July 8, 2021 - 3:00pm

Writer-director Oliver Stone is one of the most gifted filmmakers the United States ever produced. In the late 1980s, Stone had a remarkable run, with Salvador, Platoon, Wall Street and Born on the Fourth of July making him one of the most discussed, imitated, and controversial figures in Hollywood.

Left-wing but idiosyncratic in his politics, uber-literate and a maximal drug user, for a time Stone was the baby boom generation’s foremost guru.

So how deflating to see that Stone is reduced to shilling for Nursultan Nazarbayev, the former President of Kazakhstan. Qazaq: History of the Golden Man is an eight-hour documentary about Nazarbayev and his near three decades long, quasi-monarchical rule of the central Asian state. The film premiered on the autocrat’s 81st birthday — one of several gifts, which also included the unveiling of two new Nazarbayev statues in Kazakh cities.

 

The authorities in Kazakhstan regularly harass, arrest, detain, and send severed dogs’ heads to their critics. Nazarbayev himself is an out of central-casting kleptocrat who sits Smaug-like on an enormous pile of oil wealth. It’s that wealth that has tempted both Kanye West and Tony Blair to work in Kazakhstan over the years.

Oliver Stone is not exactly alone in doing some lackey work for Nazarbayev. Even so, History of the Golden Man looks particularly embarrassing, with the trailer splicing sterile shots of Nazarbayev’s face with footage of swooping golden eagles. L’aigle c’est moi! At least Leni Riefenstahl put a bit of effort into the Triumph of the Will. Stone probably just needs the money. “There’s a… mystical aspect to this Golden Man” Stone intones sagely, while Nazarbayev nods. This is both a throwback to the fantastical musings that once made Stone so popular in his home country, and very sad to watch.

As a director, Stone had success at an unusually young age. By the time he was in his early forties he’d won every prize going, and seemed to hold the future of American cinema in his hands. For this macho, brawny, unabashedly trigger-happy director, there were few worlds left to conquer.

It is notable that his recent memoir Chasing the Light is about the years from his birth to 1986 — before he became a cultural force. It’s as if he can’t bear to remember his real downfall, which arrived ahead of his association with Nazarbayev, or his other hagiographical tributes to strongman leaders like Hugo Chavez and Vladimir Putin.
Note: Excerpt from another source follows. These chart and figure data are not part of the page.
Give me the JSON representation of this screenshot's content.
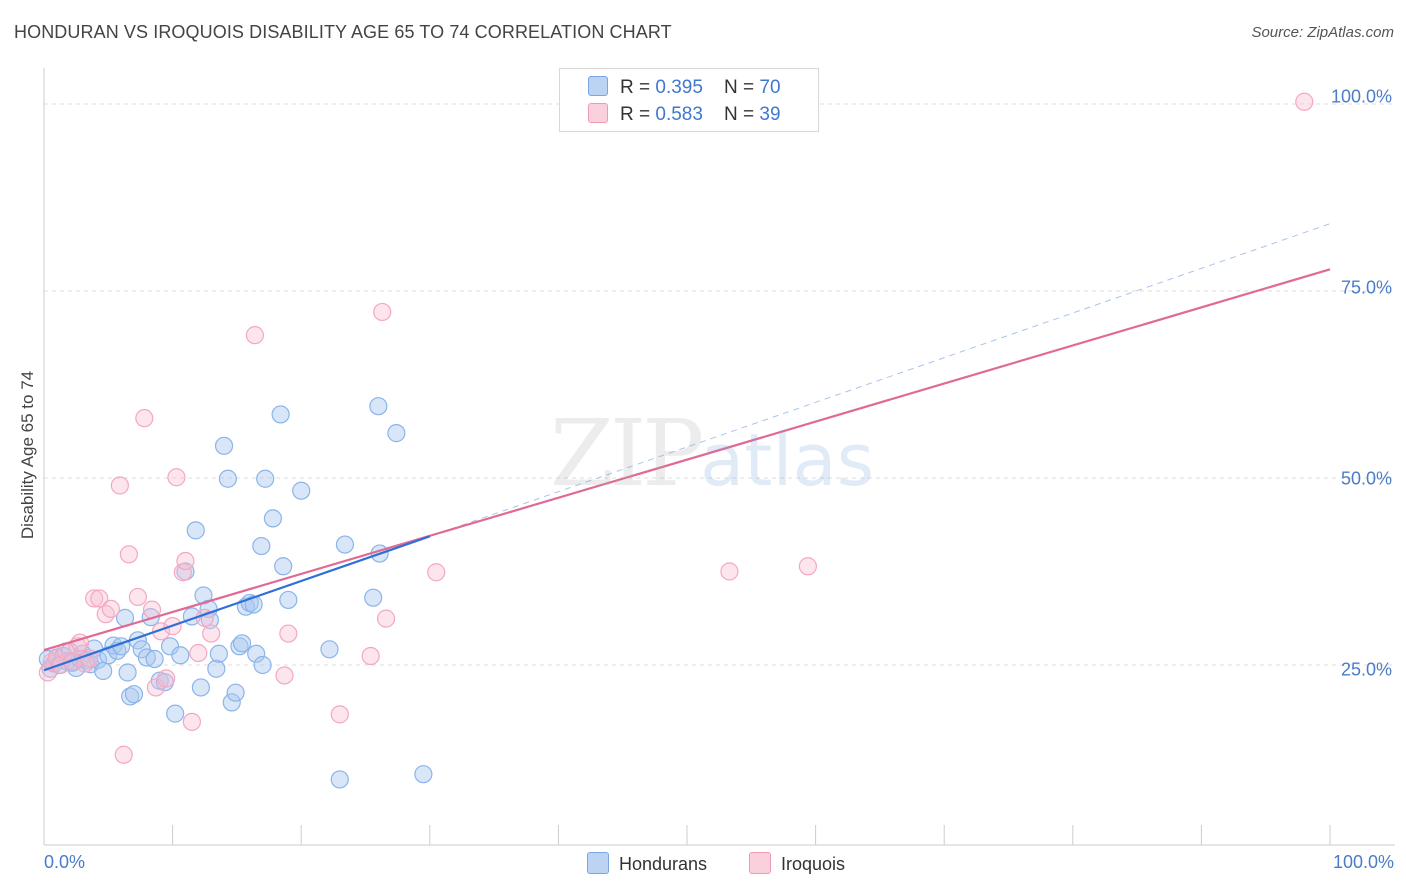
{
  "header": {
    "title": "HONDURAN VS IROQUOIS DISABILITY AGE 65 TO 74 CORRELATION CHART",
    "source": "Source: ZipAtlas.com"
  },
  "watermark": {
    "zip": "ZIP",
    "atlas": "atlas"
  },
  "legend": {
    "r_label": "R = ",
    "n_label": "N = ",
    "series": [
      {
        "r": "0.395",
        "n": "70"
      },
      {
        "r": "0.583",
        "n": "39"
      }
    ]
  },
  "bottom_legend": {
    "items": [
      "Hondurans",
      "Iroquois"
    ]
  },
  "chart_data": {
    "type": "scatter",
    "title": "HONDURAN VS IROQUOIS DISABILITY AGE 65 TO 74 CORRELATION CHART",
    "xlabel": "",
    "ylabel": "Disability Age 65 to 74",
    "xlim": [
      0,
      100
    ],
    "ylim": [
      0,
      100
    ],
    "x_tick_labels": [
      "0.0%",
      "100.0%"
    ],
    "y_ticks": [
      25,
      50,
      75,
      100
    ],
    "y_tick_labels": [
      "25.0%",
      "50.0%",
      "75.0%",
      "100.0%"
    ],
    "grid": true,
    "colors": {
      "hondurans": "#8ab4ea",
      "iroquois": "#f4a8c0",
      "hond_line": "#2f6fd6",
      "iroq_line": "#e06a94",
      "tick": "#4a7cc9"
    },
    "series": [
      {
        "name": "Hondurans",
        "r": 0.395,
        "n": 70,
        "trend": {
          "x": [
            0,
            30
          ],
          "y": [
            24.3,
            42.2
          ]
        },
        "trend_extension": {
          "x": [
            30,
            100
          ],
          "y": [
            42.2,
            84.0
          ]
        },
        "points": [
          [
            0.3,
            25.8
          ],
          [
            0.5,
            24.5
          ],
          [
            0.8,
            25.2
          ],
          [
            1.0,
            26.0
          ],
          [
            1.2,
            25.0
          ],
          [
            1.5,
            26.2
          ],
          [
            1.8,
            25.5
          ],
          [
            2.0,
            26.8
          ],
          [
            2.2,
            25.3
          ],
          [
            2.5,
            24.6
          ],
          [
            2.8,
            25.8
          ],
          [
            3.0,
            26.5
          ],
          [
            3.3,
            25.6
          ],
          [
            3.6,
            25.1
          ],
          [
            3.9,
            27.2
          ],
          [
            4.2,
            25.7
          ],
          [
            4.6,
            24.2
          ],
          [
            5.0,
            26.3
          ],
          [
            5.4,
            27.6
          ],
          [
            5.7,
            26.9
          ],
          [
            6.0,
            27.5
          ],
          [
            6.3,
            31.3
          ],
          [
            6.7,
            20.8
          ],
          [
            7.0,
            21.1
          ],
          [
            7.3,
            28.3
          ],
          [
            7.6,
            27.1
          ],
          [
            8.0,
            26.0
          ],
          [
            8.3,
            31.4
          ],
          [
            8.6,
            25.8
          ],
          [
            9.0,
            22.9
          ],
          [
            9.4,
            22.7
          ],
          [
            9.8,
            27.5
          ],
          [
            10.2,
            18.5
          ],
          [
            10.6,
            26.3
          ],
          [
            11.0,
            37.5
          ],
          [
            11.5,
            31.5
          ],
          [
            11.8,
            43.0
          ],
          [
            12.2,
            22.0
          ],
          [
            12.4,
            34.3
          ],
          [
            12.8,
            32.5
          ],
          [
            12.9,
            31.0
          ],
          [
            13.4,
            24.5
          ],
          [
            13.6,
            26.5
          ],
          [
            14.0,
            54.3
          ],
          [
            14.3,
            49.9
          ],
          [
            14.6,
            20.0
          ],
          [
            14.9,
            21.3
          ],
          [
            15.2,
            27.5
          ],
          [
            15.4,
            27.9
          ],
          [
            15.7,
            32.8
          ],
          [
            16.0,
            33.3
          ],
          [
            16.3,
            33.1
          ],
          [
            16.5,
            26.5
          ],
          [
            16.9,
            40.9
          ],
          [
            17.2,
            49.9
          ],
          [
            17.8,
            44.6
          ],
          [
            18.4,
            58.5
          ],
          [
            18.6,
            38.2
          ],
          [
            19.0,
            33.7
          ],
          [
            20.0,
            48.3
          ],
          [
            22.2,
            27.1
          ],
          [
            23.4,
            41.1
          ],
          [
            23.0,
            9.7
          ],
          [
            25.6,
            34.0
          ],
          [
            26.0,
            59.6
          ],
          [
            26.1,
            39.9
          ],
          [
            27.4,
            56.0
          ],
          [
            29.5,
            10.4
          ],
          [
            17.0,
            25.0
          ],
          [
            6.5,
            24.0
          ]
        ]
      },
      {
        "name": "Iroquois",
        "r": 0.583,
        "n": 39,
        "trend": {
          "x": [
            0,
            100
          ],
          "y": [
            27.0,
            77.9
          ]
        },
        "points": [
          [
            0.3,
            24.0
          ],
          [
            0.6,
            25.4
          ],
          [
            1.0,
            25.9
          ],
          [
            1.3,
            25.0
          ],
          [
            1.7,
            26.8
          ],
          [
            2.2,
            25.5
          ],
          [
            2.6,
            27.5
          ],
          [
            2.8,
            28.0
          ],
          [
            3.2,
            25.2
          ],
          [
            3.5,
            25.9
          ],
          [
            3.9,
            33.9
          ],
          [
            4.3,
            33.9
          ],
          [
            4.8,
            31.8
          ],
          [
            5.2,
            32.5
          ],
          [
            5.9,
            49.0
          ],
          [
            6.2,
            13.0
          ],
          [
            6.6,
            39.8
          ],
          [
            7.3,
            34.1
          ],
          [
            7.8,
            58.0
          ],
          [
            8.4,
            32.4
          ],
          [
            8.7,
            22.0
          ],
          [
            9.1,
            29.5
          ],
          [
            9.5,
            23.2
          ],
          [
            10.0,
            30.2
          ],
          [
            10.3,
            50.1
          ],
          [
            10.8,
            37.4
          ],
          [
            11.0,
            38.9
          ],
          [
            11.5,
            17.4
          ],
          [
            12.0,
            26.6
          ],
          [
            12.5,
            31.3
          ],
          [
            13.0,
            29.2
          ],
          [
            16.4,
            69.1
          ],
          [
            18.7,
            23.6
          ],
          [
            19.0,
            29.2
          ],
          [
            23.0,
            18.4
          ],
          [
            25.4,
            26.2
          ],
          [
            26.3,
            72.2
          ],
          [
            26.6,
            31.2
          ],
          [
            30.5,
            37.4
          ]
        ],
        "extra_points": [
          [
            53.3,
            37.5
          ],
          [
            59.4,
            38.2
          ],
          [
            98.0,
            100.3
          ]
        ]
      }
    ]
  }
}
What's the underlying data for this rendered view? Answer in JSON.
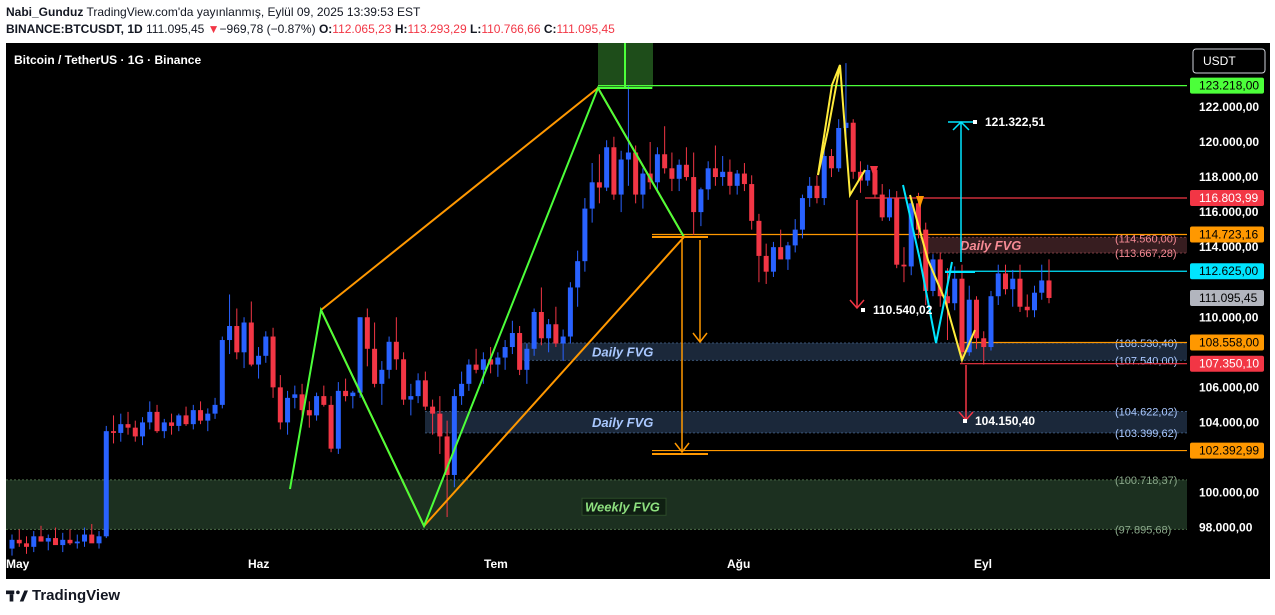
{
  "header": {
    "publisher": "Nabi_Gunduz",
    "published": "TradingView.com'da yayınlanmış, Eylül 09, 2025 13:39:53 EST",
    "symbol": "BINANCE:BTCUSDT, 1D",
    "last": "111.095,45",
    "change_arrow": "▼",
    "change": "−969,78 (−0.87%)",
    "o_label": "O:",
    "o": "112.065,23",
    "h_label": "H:",
    "h": "113.293,29",
    "l_label": "L:",
    "l": "110.766,66",
    "c_label": "C:",
    "c": "111.095,45"
  },
  "legend_title": "Bitcoin / TetherUS · 1G · Binance",
  "currency_button": "USDT",
  "footer_brand": "TradingView",
  "colors": {
    "bg": "#000000",
    "up": "#2962ff",
    "down": "#f23645",
    "green": "#4cff3a",
    "orange": "#ff9800",
    "yellow": "#ffeb3b",
    "cyan": "#00e5ff",
    "red": "#f23645",
    "fvg": "#1c2a3d",
    "weekly_fvg": "#1e3322"
  },
  "chart_data": {
    "type": "candlestick",
    "title": "Bitcoin / TetherUS · 1G · Binance",
    "ylim": [
      96600,
      126600
    ],
    "x_labels": [
      "May",
      "Haz",
      "Tem",
      "Ağu",
      "Eyl"
    ],
    "y_ticks": [
      {
        "v": 122000,
        "label": "122.000,00"
      },
      {
        "v": 120000,
        "label": "120.000,00"
      },
      {
        "v": 118000,
        "label": "118.000,00"
      },
      {
        "v": 116000,
        "label": "116.000,00"
      },
      {
        "v": 114000,
        "label": "114.000,00"
      },
      {
        "v": 110000,
        "label": "110.000,00"
      },
      {
        "v": 106000,
        "label": "106.000,00"
      },
      {
        "v": 104000,
        "label": "104.000,00"
      },
      {
        "v": 100000,
        "label": "100.000,00"
      },
      {
        "v": 98000,
        "label": "98.000,00"
      }
    ],
    "price_tags": [
      {
        "v": 123218,
        "label": "123.218,00",
        "bg": "#4cff3a",
        "fg": "#000000"
      },
      {
        "v": 116803.99,
        "label": "116.803,99",
        "bg": "#f23645",
        "fg": "#ffffff"
      },
      {
        "v": 114723.16,
        "label": "114.723,16",
        "bg": "#ff9800",
        "fg": "#000000"
      },
      {
        "v": 112625,
        "label": "112.625,00",
        "bg": "#00e5ff",
        "fg": "#000000"
      },
      {
        "v": 111095.45,
        "label": "111.095,45",
        "bg": "#b2b5be",
        "fg": "#000000"
      },
      {
        "v": 108558,
        "label": "108.558,00",
        "bg": "#ff9800",
        "fg": "#000000"
      },
      {
        "v": 107350.1,
        "label": "107.350,10",
        "bg": "#f23645",
        "fg": "#ffffff"
      },
      {
        "v": 102392.99,
        "label": "102.392,99",
        "bg": "#ff9800",
        "fg": "#000000"
      }
    ],
    "fvg_zones": [
      {
        "name": "Daily FVG",
        "low": 113667.28,
        "high": 114560,
        "low_label": "(113.667,28)",
        "high_label": "(114.560,00)",
        "kind": "bear"
      },
      {
        "name": "Daily FVG",
        "low": 107540,
        "high": 108530.4,
        "low_label": "(107.540,00)",
        "high_label": "(108.530,40)",
        "kind": "bull"
      },
      {
        "name": "Daily FVG",
        "low": 103399.62,
        "high": 104622.02,
        "low_label": "(103.399,62)",
        "high_label": "(104.622,02)",
        "kind": "bull"
      },
      {
        "name": "Weekly FVG",
        "low": 97895.68,
        "high": 100718.37,
        "low_label": "(97.895,68)",
        "high_label": "(100.718,37)",
        "kind": "weekly"
      }
    ],
    "targets": [
      {
        "v": 121322.51,
        "label": "121.322,51"
      },
      {
        "v": 110540.02,
        "label": "110.540,02"
      },
      {
        "v": 104150.4,
        "label": "104.150,40"
      }
    ],
    "candles_ohlc": [
      [
        96800,
        97600,
        96400,
        97300
      ],
      [
        97300,
        97900,
        96900,
        97100
      ],
      [
        97100,
        97500,
        96500,
        96900
      ],
      [
        96900,
        97800,
        96600,
        97500
      ],
      [
        97500,
        98100,
        97200,
        97200
      ],
      [
        97200,
        97600,
        96700,
        97400
      ],
      [
        97400,
        98000,
        97100,
        97000
      ],
      [
        97000,
        97700,
        96600,
        97300
      ],
      [
        97300,
        97900,
        97000,
        97100
      ],
      [
        97100,
        97600,
        96800,
        97200
      ],
      [
        97200,
        98000,
        96900,
        97600
      ],
      [
        97600,
        98200,
        97400,
        97100
      ],
      [
        97100,
        97800,
        96800,
        97500
      ],
      [
        97500,
        103800,
        97400,
        103500
      ],
      [
        103500,
        104400,
        102800,
        103400
      ],
      [
        103400,
        104500,
        102900,
        103900
      ],
      [
        103900,
        104600,
        103300,
        103700
      ],
      [
        103700,
        104100,
        102900,
        103200
      ],
      [
        103200,
        104300,
        102700,
        104000
      ],
      [
        104000,
        105200,
        103600,
        104600
      ],
      [
        104600,
        105000,
        103400,
        103500
      ],
      [
        103500,
        104200,
        103100,
        104000
      ],
      [
        104000,
        104500,
        103300,
        103800
      ],
      [
        103800,
        104500,
        103500,
        104400
      ],
      [
        104400,
        104900,
        103800,
        103900
      ],
      [
        103900,
        105000,
        103600,
        104700
      ],
      [
        104700,
        105200,
        103900,
        104100
      ],
      [
        104100,
        104800,
        103500,
        104500
      ],
      [
        104500,
        105400,
        104200,
        105000
      ],
      [
        105000,
        108900,
        104800,
        108700
      ],
      [
        108700,
        111300,
        107900,
        109500
      ],
      [
        109500,
        110500,
        107600,
        108000
      ],
      [
        108000,
        110000,
        107100,
        109700
      ],
      [
        109700,
        110900,
        107200,
        107300
      ],
      [
        107300,
        108300,
        106500,
        107800
      ],
      [
        107800,
        109200,
        107400,
        108900
      ],
      [
        108900,
        109400,
        105400,
        106000
      ],
      [
        106000,
        106700,
        103600,
        104000
      ],
      [
        104000,
        105800,
        103300,
        105400
      ],
      [
        105400,
        106100,
        104800,
        105600
      ],
      [
        105600,
        106200,
        104300,
        104700
      ],
      [
        104700,
        105200,
        103700,
        104400
      ],
      [
        104400,
        105700,
        104100,
        105500
      ],
      [
        105500,
        106100,
        104900,
        105000
      ],
      [
        105000,
        105500,
        102300,
        102500
      ],
      [
        102500,
        106300,
        102200,
        105800
      ],
      [
        105800,
        106500,
        105200,
        105500
      ],
      [
        105500,
        105800,
        104800,
        105700
      ],
      [
        105700,
        110000,
        105400,
        110000
      ],
      [
        110000,
        110500,
        107200,
        108200
      ],
      [
        108200,
        109700,
        106000,
        106200
      ],
      [
        106200,
        107500,
        105000,
        107000
      ],
      [
        107000,
        108900,
        106500,
        108600
      ],
      [
        108600,
        110000,
        107000,
        107600
      ],
      [
        107600,
        108000,
        105000,
        105300
      ],
      [
        105300,
        106200,
        104400,
        105500
      ],
      [
        105500,
        106800,
        105100,
        106400
      ],
      [
        106400,
        106900,
        104700,
        104900
      ],
      [
        104900,
        105300,
        103300,
        104500
      ],
      [
        104500,
        105500,
        102200,
        103200
      ],
      [
        103200,
        104100,
        98600,
        101000
      ],
      [
        101000,
        105900,
        100300,
        105500
      ],
      [
        105500,
        106900,
        105000,
        106200
      ],
      [
        106200,
        107600,
        105800,
        107300
      ],
      [
        107300,
        108200,
        106800,
        107000
      ],
      [
        107000,
        108000,
        106200,
        107600
      ],
      [
        107600,
        108300,
        106800,
        107300
      ],
      [
        107300,
        108000,
        106600,
        107700
      ],
      [
        107700,
        108700,
        107000,
        108300
      ],
      [
        108300,
        109800,
        107900,
        109100
      ],
      [
        109100,
        109500,
        106700,
        107000
      ],
      [
        107000,
        108500,
        106200,
        108200
      ],
      [
        108200,
        110500,
        107800,
        110300
      ],
      [
        110300,
        111700,
        108400,
        108800
      ],
      [
        108800,
        109900,
        108000,
        109600
      ],
      [
        109600,
        110600,
        108300,
        108500
      ],
      [
        108500,
        109300,
        107500,
        108900
      ],
      [
        108900,
        112000,
        108500,
        111700
      ],
      [
        111700,
        113800,
        110600,
        113200
      ],
      [
        113200,
        116800,
        112600,
        116200
      ],
      [
        116200,
        118800,
        115400,
        117700
      ],
      [
        117700,
        119300,
        116500,
        117400
      ],
      [
        117400,
        120100,
        117200,
        119700
      ],
      [
        119700,
        120300,
        116700,
        117000
      ],
      [
        117000,
        119500,
        116000,
        119000
      ],
      [
        119000,
        123200,
        117500,
        119400
      ],
      [
        119400,
        119800,
        116500,
        117000
      ],
      [
        117000,
        118500,
        116200,
        118200
      ],
      [
        118200,
        120000,
        117300,
        117700
      ],
      [
        117700,
        119700,
        117100,
        119300
      ],
      [
        119300,
        120900,
        118200,
        118500
      ],
      [
        118500,
        119400,
        117200,
        117900
      ],
      [
        117900,
        119000,
        117200,
        118700
      ],
      [
        118700,
        119700,
        117800,
        118000
      ],
      [
        118000,
        119400,
        114700,
        116000
      ],
      [
        116000,
        117400,
        115200,
        117300
      ],
      [
        117300,
        118900,
        116700,
        118500
      ],
      [
        118500,
        119800,
        117500,
        118000
      ],
      [
        118000,
        119200,
        117500,
        118300
      ],
      [
        118300,
        119000,
        117000,
        117500
      ],
      [
        117500,
        118400,
        117000,
        118200
      ],
      [
        118200,
        118800,
        117200,
        117600
      ],
      [
        117600,
        118100,
        115000,
        115500
      ],
      [
        115500,
        115900,
        112000,
        113500
      ],
      [
        113500,
        114200,
        111900,
        112600
      ],
      [
        112600,
        114300,
        112300,
        114000
      ],
      [
        114000,
        115000,
        113400,
        113300
      ],
      [
        113300,
        114300,
        112700,
        114100
      ],
      [
        114100,
        115600,
        113700,
        115000
      ],
      [
        115000,
        117000,
        114500,
        116800
      ],
      [
        116800,
        118000,
        116300,
        117500
      ],
      [
        117500,
        118100,
        116500,
        116800
      ],
      [
        116800,
        119800,
        116400,
        119200
      ],
      [
        119200,
        119600,
        118000,
        118500
      ],
      [
        118500,
        121300,
        118300,
        120800
      ],
      [
        120800,
        124500,
        119800,
        121100
      ],
      [
        121100,
        121300,
        117900,
        118300
      ],
      [
        118300,
        118900,
        117100,
        117800
      ],
      [
        117800,
        118700,
        117500,
        118400
      ],
      [
        118400,
        118600,
        116800,
        117000
      ],
      [
        117000,
        117600,
        115500,
        115700
      ],
      [
        115700,
        117300,
        115500,
        116800
      ],
      [
        116800,
        117200,
        112800,
        113000
      ],
      [
        113000,
        114000,
        112000,
        112900
      ],
      [
        112900,
        116900,
        112400,
        116500
      ],
      [
        116500,
        117100,
        114500,
        115000
      ],
      [
        115000,
        115400,
        110700,
        111500
      ],
      [
        111500,
        113600,
        111200,
        113300
      ],
      [
        113300,
        113700,
        110600,
        111200
      ],
      [
        111200,
        112800,
        108700,
        110800
      ],
      [
        110800,
        112900,
        110400,
        112200
      ],
      [
        112200,
        113000,
        107400,
        108000
      ],
      [
        108000,
        111800,
        107800,
        111000
      ],
      [
        111000,
        111200,
        108200,
        108800
      ],
      [
        108800,
        109200,
        107300,
        108300
      ],
      [
        108300,
        111500,
        108100,
        111200
      ],
      [
        111200,
        113000,
        110700,
        112500
      ],
      [
        112500,
        113000,
        111300,
        111600
      ],
      [
        111600,
        112700,
        110600,
        112200
      ],
      [
        112200,
        113000,
        110300,
        110600
      ],
      [
        110600,
        111300,
        110000,
        110400
      ],
      [
        110400,
        111800,
        110000,
        111400
      ],
      [
        111400,
        113000,
        111000,
        112100
      ],
      [
        112100,
        113300,
        110800,
        111100
      ]
    ],
    "price_lines": [
      {
        "v": 123218,
        "x1": 598,
        "x2": 1187,
        "color": "#4cff3a"
      },
      {
        "v": 116803.99,
        "x1": 865,
        "x2": 1187,
        "color": "#f23645"
      },
      {
        "v": 114723.16,
        "x1": 652,
        "x2": 1187,
        "color": "#ff9800"
      },
      {
        "v": 112625,
        "x1": 945,
        "x2": 1187,
        "color": "#00e5ff"
      },
      {
        "v": 108558,
        "x1": 960,
        "x2": 1187,
        "color": "#ff9800"
      },
      {
        "v": 107350.1,
        "x1": 960,
        "x2": 1187,
        "color": "#f23645"
      },
      {
        "v": 102392.99,
        "x1": 652,
        "x2": 1187,
        "color": "#ff9800"
      }
    ]
  }
}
Stone’s marvellously paranoid thriller JFK was released in 1991. Initially acclaimed, Stone’s liberties with the historical record (the film implies that Lyndon Johnson plotted Kennedy’s assassination) soon attracted heavyweight criticism from America’s prestige press and Hollywood power-brokers. “A man of technical skill, scant education, and negligible consequence,” was how the Washington Post‘s George Will described the director at the time. Stone was denounced as a conspiracy theorist, cancelled, and would never regain his position at the centre of American culture.

But there were good reasons why Stone’s education was scant. Unlike Will, who’d spent the sixties studying at Oxford, Stone dropped out of Yale to enlist as a private in the Army. He was wounded twice in Vietnam. This vital fact, I think, gives him some leeway as a skin-in-the-game critic of American foreign policy. He was there man.

For decades he’s had to scramble and stoop in the margins to make his living, largely for political reasons. In the end, as bleak as this journey has been, it means Stone has become a much greater entertainment than the movies he makes.